Semua Sao Meze memiliki Suä (lambang hak dan kewajiban). Dalam perkembangannya terutama karena anggota semakin bertambah dan sudah mencapai tingkat kemampuan tertentu, maka akan melahirkan ”Sao Dhoro” atau rumah pemekaran baru dan diberi/dibagi Suä (hak dan kewajiban) dengan bidang tanah atau kekayaan tertentu. Bila Sao Dhoropun dalam perkembangannya mengalami kemajuan dan pertumbuhan manusia yang semakin banyak, maka akan melahirkan Saö Tede. Saö Tede tidak memiliki Suä sendiri. Sao Tede merupakan bagian yang terpisahkan dari Sao Dhoro, tetapi merupakan bagian dari Sao Meze dari mana mereka berasal dan mengacu pada peka puu atau peka lobo atau wua ghao sesuai struktur masing-masing dan tergabung dalam satu Woe pemegang hak tertinggi. Woe memiliki bidang tanah (tanah Ngadhu-Bhaga atau tanah milik bersama Woe/Klan) yang dibagi sama rata dengan batas-batas tertentu menurut ”Lanu”. Setiap Lanu dibagi lagi lahan untuk digarap bagi kelangsungan hidup anggotanya yaitu Padhi Hae/Padhi Sae Duri Tewu. Bagi orang Ngada pendukung budaya Reba, memiliki hukum pertanahan yang disebut ”Sa Lapa Sa Lazi Nee Padhi Maghi, Sa Teda Sa Ngeda Nee Peda Mera” ( semua tanah telah dibagi habis dengan batas tertentu yang diibaratkan dengan barisan pohon lontar dan duri perang). Pembagian tanah secara adil dan merata bertujuan untuk diolah secara baik bagi peningkatan taraf hidup semua orang (Wi Polu Bhogu Jou, Paga Bhangu Asa).

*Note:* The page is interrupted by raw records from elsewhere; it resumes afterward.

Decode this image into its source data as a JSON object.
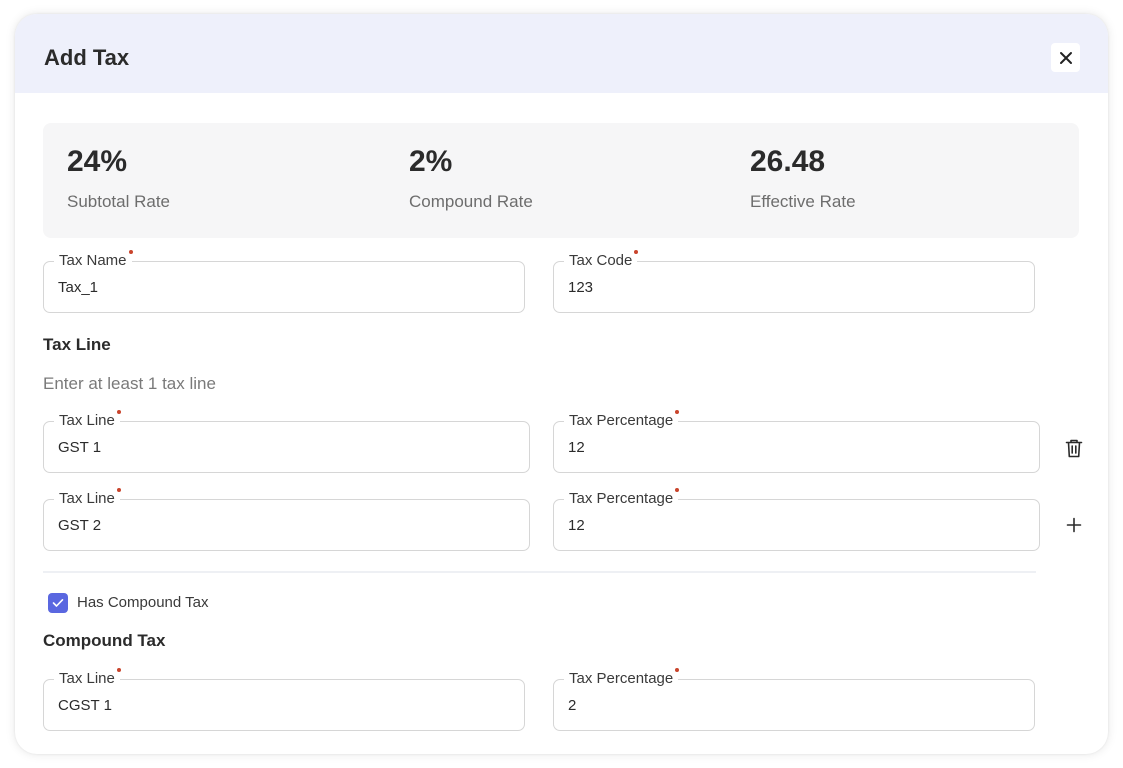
{
  "modal": {
    "title": "Add Tax"
  },
  "summary": {
    "subtotal": {
      "value": "24%",
      "label": "Subtotal Rate"
    },
    "compound": {
      "value": "2%",
      "label": "Compound Rate"
    },
    "effective": {
      "value": "26.48",
      "label": "Effective Rate"
    }
  },
  "tax_name": {
    "label": "Tax Name",
    "value": "Tax_1"
  },
  "tax_code": {
    "label": "Tax Code",
    "value": "123"
  },
  "tax_line_section": {
    "title": "Tax Line",
    "hint": "Enter at least 1 tax line",
    "rows": [
      {
        "line_label": "Tax Line",
        "line_value": "GST 1",
        "pct_label": "Tax Percentage",
        "pct_value": "12"
      },
      {
        "line_label": "Tax Line",
        "line_value": "GST 2",
        "pct_label": "Tax Percentage",
        "pct_value": "12"
      }
    ]
  },
  "compound_toggle": {
    "label": "Has Compound Tax",
    "checked": true
  },
  "compound_section": {
    "title": "Compound Tax",
    "rows": [
      {
        "line_label": "Tax Line",
        "line_value": "CGST 1",
        "pct_label": "Tax Percentage",
        "pct_value": "2"
      }
    ]
  },
  "icons": {
    "close": "close-icon",
    "delete": "trash-icon",
    "add": "plus-icon",
    "check": "check-icon"
  },
  "colors": {
    "header_bg": "#eef0fb",
    "accent": "#5a67e0",
    "required": "#c9442c"
  }
}
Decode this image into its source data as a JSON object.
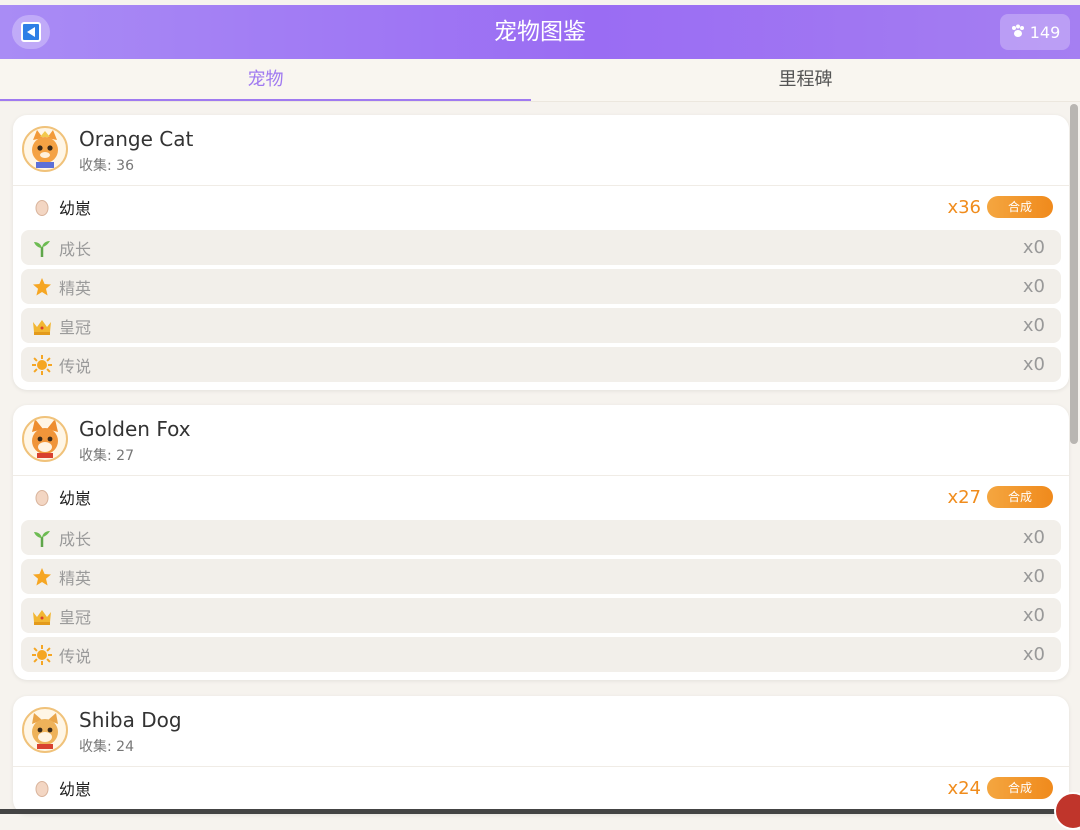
{
  "header": {
    "title": "宠物图鉴",
    "coins": "149",
    "back_icon": "back-arrow-icon",
    "coin_icon": "paw-icon"
  },
  "tabs": [
    {
      "label": "宠物",
      "active": true
    },
    {
      "label": "里程碑",
      "active": false
    }
  ],
  "cards": [
    {
      "name": "Orange Cat",
      "collect": "收集: 36",
      "avatar_icon": "orange-cat-avatar-icon",
      "stages": [
        {
          "label": "幼崽",
          "count": "x36",
          "icon": "egg-icon",
          "action": "合成"
        },
        {
          "label": "成长",
          "count": "x0",
          "icon": "sprout-icon"
        },
        {
          "label": "精英",
          "count": "x0",
          "icon": "star-icon"
        },
        {
          "label": "皇冠",
          "count": "x0",
          "icon": "crown-icon"
        },
        {
          "label": "传说",
          "count": "x0",
          "icon": "sun-icon"
        }
      ]
    },
    {
      "name": "Golden Fox",
      "collect": "收集: 27",
      "avatar_icon": "golden-fox-avatar-icon",
      "stages": [
        {
          "label": "幼崽",
          "count": "x27",
          "icon": "egg-icon",
          "action": "合成"
        },
        {
          "label": "成长",
          "count": "x0",
          "icon": "sprout-icon"
        },
        {
          "label": "精英",
          "count": "x0",
          "icon": "star-icon"
        },
        {
          "label": "皇冠",
          "count": "x0",
          "icon": "crown-icon"
        },
        {
          "label": "传说",
          "count": "x0",
          "icon": "sun-icon"
        }
      ]
    },
    {
      "name": "Shiba Dog",
      "collect": "收集: 24",
      "avatar_icon": "shiba-dog-avatar-icon",
      "stages": [
        {
          "label": "幼崽",
          "count": "x24",
          "icon": "egg-icon",
          "action": "合成"
        }
      ]
    }
  ],
  "colors": {
    "header": "#9a6cf3",
    "accent": "#a07af0",
    "merge": "#f08a1c"
  }
}
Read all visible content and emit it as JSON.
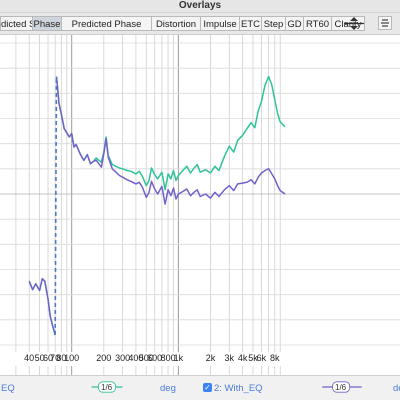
{
  "window": {
    "title": "Overlays"
  },
  "tabs": [
    {
      "label": "dicted SPL",
      "active": false
    },
    {
      "label": "Phase",
      "active": true
    },
    {
      "label": "Predicted Phase",
      "active": false
    },
    {
      "label": "Distortion",
      "active": false
    },
    {
      "label": "Impulse",
      "active": false
    },
    {
      "label": "ETC",
      "active": false
    },
    {
      "label": "Step",
      "active": false
    },
    {
      "label": "GD",
      "active": false
    },
    {
      "label": "RT60",
      "active": false
    },
    {
      "label": "Clarity",
      "active": false
    }
  ],
  "toolbar_icons": [
    "adjust-arrows-icon",
    "stack-icon"
  ],
  "chart_data": {
    "type": "line",
    "xscale": "log",
    "xlim": [
      30,
      10000
    ],
    "xticks": [
      "40",
      "50",
      "60",
      "70",
      "80",
      "100",
      "200",
      "300",
      "400",
      "500",
      "600",
      "800",
      "1k",
      "2k",
      "3k",
      "4k",
      "5k",
      "6k",
      "8k"
    ],
    "xtick_values": [
      40,
      50,
      60,
      70,
      80,
      100,
      200,
      300,
      400,
      500,
      600,
      800,
      1000,
      2000,
      3000,
      4000,
      5000,
      6000,
      8000
    ],
    "ylim": [
      -180,
      180
    ],
    "grid": true,
    "colors": {
      "series1": "#2ec39a",
      "series2": "#7461c8",
      "overlap": "#4a79c6"
    },
    "series": [
      {
        "name": "EQ",
        "x": [
          40,
          43,
          46,
          50,
          53,
          56,
          60,
          63,
          66,
          70,
          72,
          74,
          76,
          80,
          85,
          90,
          95,
          100,
          105,
          110,
          120,
          130,
          140,
          150,
          160,
          170,
          180,
          190,
          200,
          210,
          220,
          240,
          260,
          280,
          300,
          330,
          360,
          400,
          430,
          460,
          500,
          530,
          560,
          600,
          640,
          700,
          750,
          800,
          850,
          900,
          950,
          1000,
          1100,
          1200,
          1300,
          1400,
          1500,
          1600,
          1800,
          2000,
          2200,
          2400,
          2700,
          3000,
          3300,
          3600,
          4000,
          4400,
          4800,
          5200,
          5600,
          6000,
          6500,
          7000,
          7500,
          8000,
          8500,
          9000,
          10000
        ],
        "y": [
          -104,
          -114,
          -107,
          -115,
          -101,
          -104,
          -125,
          -146,
          -156,
          -168,
          140,
          125,
          108,
          95,
          78,
          73,
          68,
          72,
          56,
          59,
          48,
          40,
          47,
          36,
          39,
          43,
          40,
          38,
          50,
          68,
          46,
          35,
          33,
          31,
          30,
          28,
          27,
          24,
          27,
          21,
          10,
          16,
          31,
          23,
          18,
          26,
          5,
          24,
          18,
          28,
          16,
          22,
          28,
          33,
          25,
          31,
          35,
          26,
          29,
          25,
          33,
          28,
          45,
          57,
          50,
          64,
          70,
          78,
          85,
          79,
          99,
          110,
          130,
          140,
          130,
          112,
          96,
          86,
          80
        ]
      },
      {
        "name": "2: With_EQ",
        "x": [
          40,
          43,
          46,
          50,
          53,
          56,
          60,
          63,
          66,
          70,
          72,
          74,
          76,
          80,
          85,
          90,
          95,
          100,
          105,
          110,
          120,
          130,
          140,
          150,
          160,
          170,
          180,
          190,
          200,
          210,
          220,
          240,
          260,
          280,
          300,
          330,
          360,
          400,
          430,
          460,
          500,
          530,
          560,
          600,
          640,
          700,
          750,
          800,
          850,
          900,
          950,
          1000,
          1100,
          1200,
          1300,
          1400,
          1500,
          1600,
          1800,
          2000,
          2200,
          2400,
          2700,
          3000,
          3300,
          3600,
          4000,
          4400,
          4800,
          5200,
          5600,
          6000,
          6500,
          7000,
          7500,
          8000,
          8500,
          9000,
          10000
        ],
        "y": [
          -104,
          -114,
          -107,
          -115,
          -101,
          -104,
          -125,
          -146,
          -156,
          -168,
          140,
          125,
          108,
          95,
          78,
          73,
          68,
          72,
          56,
          59,
          48,
          40,
          47,
          36,
          39,
          40,
          36,
          32,
          48,
          66,
          44,
          30,
          26,
          22,
          20,
          17,
          15,
          12,
          14,
          8,
          -4,
          2,
          15,
          6,
          0,
          9,
          -12,
          5,
          -2,
          7,
          -6,
          0,
          3,
          6,
          -2,
          2,
          5,
          -3,
          0,
          -5,
          2,
          -3,
          5,
          10,
          4,
          12,
          13,
          14,
          17,
          12,
          20,
          25,
          28,
          30,
          24,
          18,
          10,
          4,
          0
        ]
      }
    ]
  },
  "legend": {
    "item1_label": "EQ",
    "item1_smoothing": "1/6",
    "item1_unit": "deg",
    "item2_label": "2: With_EQ",
    "item2_smoothing": "1/6",
    "item2_unit": "deg"
  }
}
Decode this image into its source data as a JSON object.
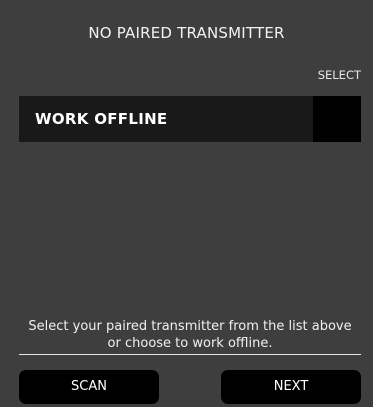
{
  "header": {
    "title": "NO PAIRED TRANSMITTER"
  },
  "list": {
    "column_header": "SELECT",
    "rows": [
      {
        "label": "WORK OFFLINE",
        "selected": false
      }
    ]
  },
  "footer": {
    "hint": "Select your paired transmitter from the list above or choose to work offline.",
    "scan_label": "SCAN",
    "next_label": "NEXT"
  },
  "colors": {
    "background": "#3e3e3e",
    "row_background": "#191919",
    "button_background": "#000000",
    "text": "#ffffff"
  }
}
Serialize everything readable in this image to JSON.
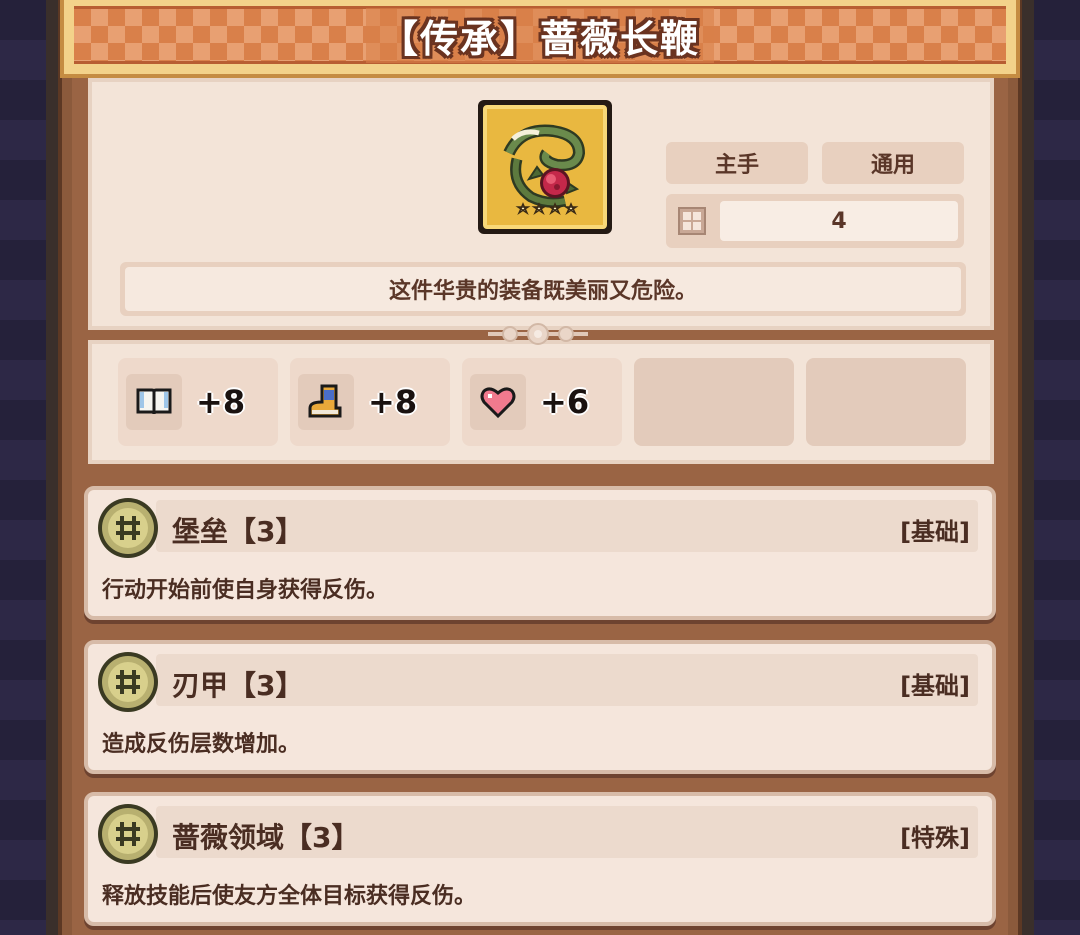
{
  "title": "【传承】蔷薇长鞭",
  "item": {
    "icon": "rose-whip-icon",
    "tags": [
      "主手",
      "通用"
    ],
    "slot_value": "4",
    "description": "这件华贵的装备既美丽又危险。"
  },
  "stats": [
    {
      "icon": "book-icon",
      "value": "+8"
    },
    {
      "icon": "boot-icon",
      "value": "+8"
    },
    {
      "icon": "heart-icon",
      "value": "+6"
    }
  ],
  "skills": [
    {
      "name": "堡垒【3】",
      "type": "[基础]",
      "description": "行动开始前使自身获得反伤。"
    },
    {
      "name": "刃甲【3】",
      "type": "[基础]",
      "description": "造成反伤层数增加。"
    },
    {
      "name": "蔷薇领域【3】",
      "type": "[特殊]",
      "description": "释放技能后使友方全体目标获得反伤。"
    }
  ],
  "colors": {
    "banner": "#d9804a",
    "card": "#f3e4d8",
    "text": "#5a3628",
    "frame": "#8b5a3c"
  }
}
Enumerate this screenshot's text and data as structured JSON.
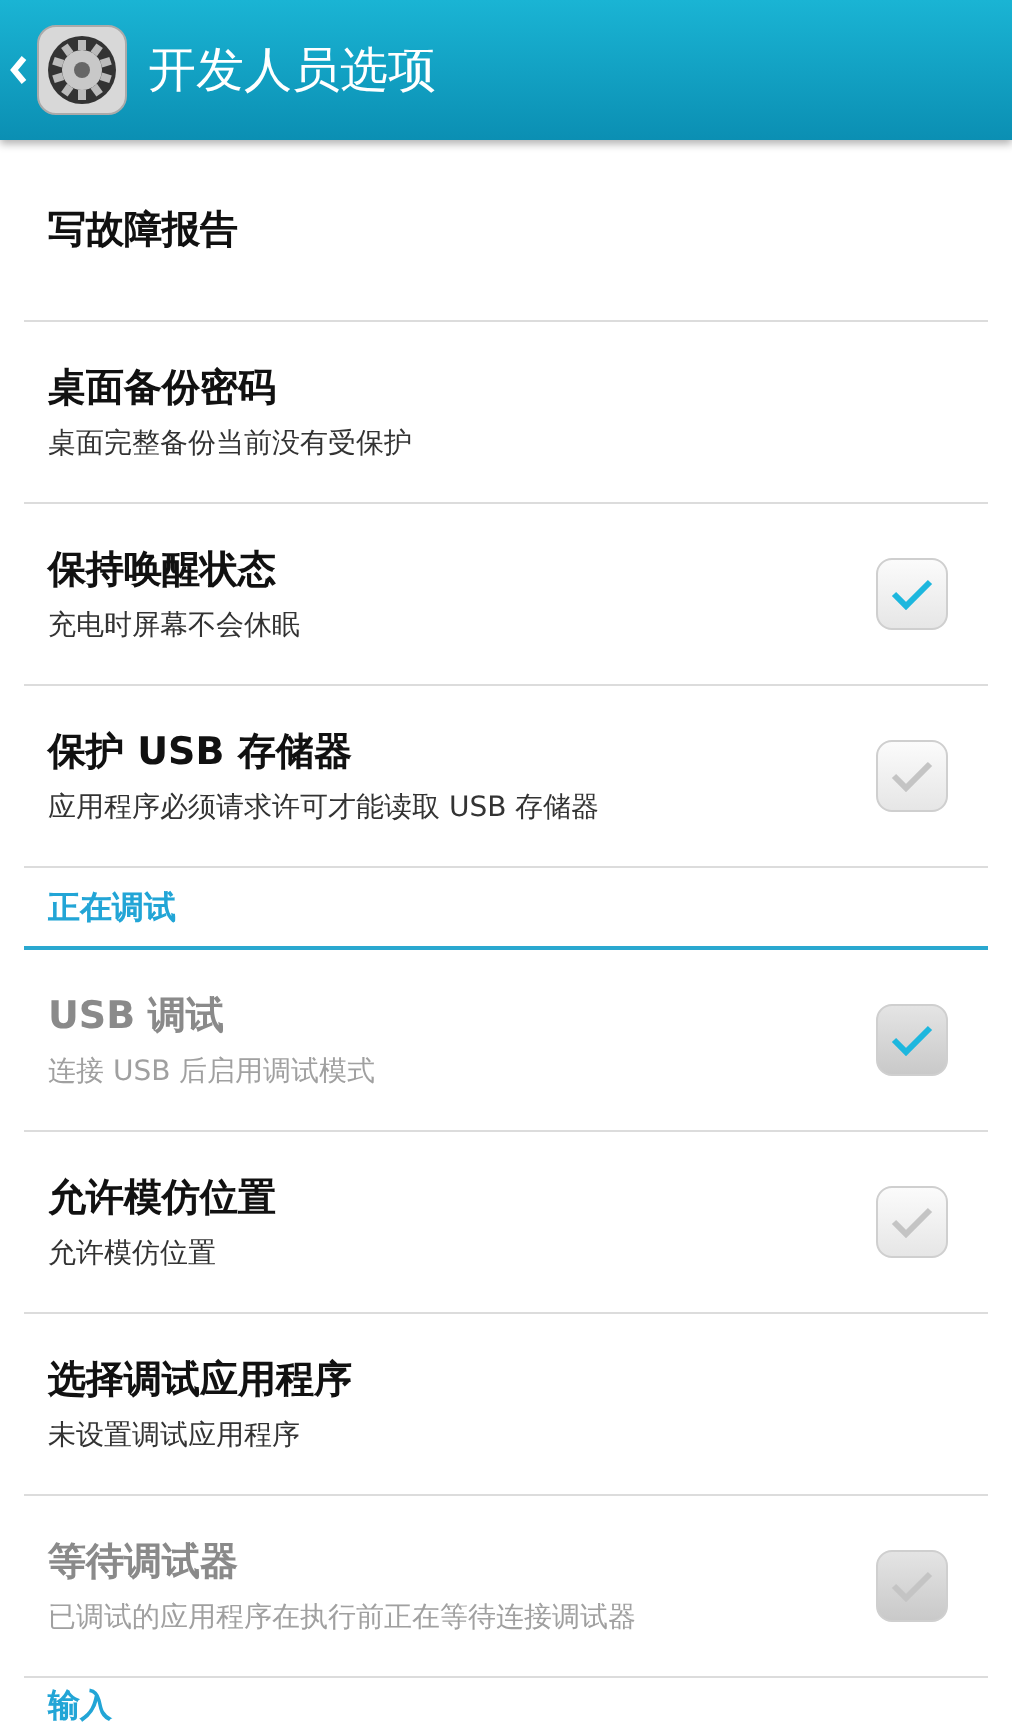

Dari uraian singkat di atas baik mengenai strukur wilayah/teritorial maupun geanologis (Woe/Klan) yang ditemukan dalam budaya Ngada (pendukung Budaya Reba) memiliki struktur kepemerintahan budaya yang berbentuk republik desa, berdemokrasi murni dan sangat otonom.
b. Nage
Demikian halnya, Komunitas Masyarakat Adat Nagekeo. Menurut Bapak Eperadus Dhoy Lewa, komunitas masyarakat adat Nage tidak banyak berbeda dengan budaya Ngada. Setiap kampung (Nua/Ola/Boa) selalu memiliki ”Peo-Ngusu-Nabe” yang merupakan simbol persatuan dalam persekutuan adat. Ada ungkapan : ” Koko Neë dolo to, Lanu neë tadu asu” (memiliki pembagian hak dan kewajiban yang jelas). Ada Sao Waja, Peo, Ngadhu. Struktur masyarakat di Nage mewajibkan setiap Klan memiliki ”Hoö”. ”Hoö” adalah orang kebanyakan yang dari awalnya tidak memiliki tempat berusaha dan mereka dimanfaatkan untuk membantu tuannya melaksanakan tugas harian memelihara dan menggembalan ternak, berkerja di sawah dan di ladang, dan membantu urusan dalam rumah tangga. Kemosalakian orang di Nage adalah mereka yang dianggap berkemampuan lebih. Mereka sangat menjunjung tinggi martabat karena setiap orang harus menunjukkan kemampuan memiliki harta benda, tanah garapan yang luas dan ternak yang banyak. Dengan demikian status sosialnya terangkat dan diakui. Ada ungkapan yang merupakan prinsip yang wajib dijalankan adalah : ”Bani puü ngiï da Ngai” yang secara harafiah dapat diartikan : ” Berani tampil karena bisa”. Masyarakat Nage memiliki fungsionaris adat seperti :
v Mosa Ulu Laki Eko (Pemimpin Wilayah)
v Mosa Watu Laki Tana (Pemilik Tanah)
v Mosa Bhada Laki Wea (Mosa yang memiliki ternak yang banyak dan harta (orang berada)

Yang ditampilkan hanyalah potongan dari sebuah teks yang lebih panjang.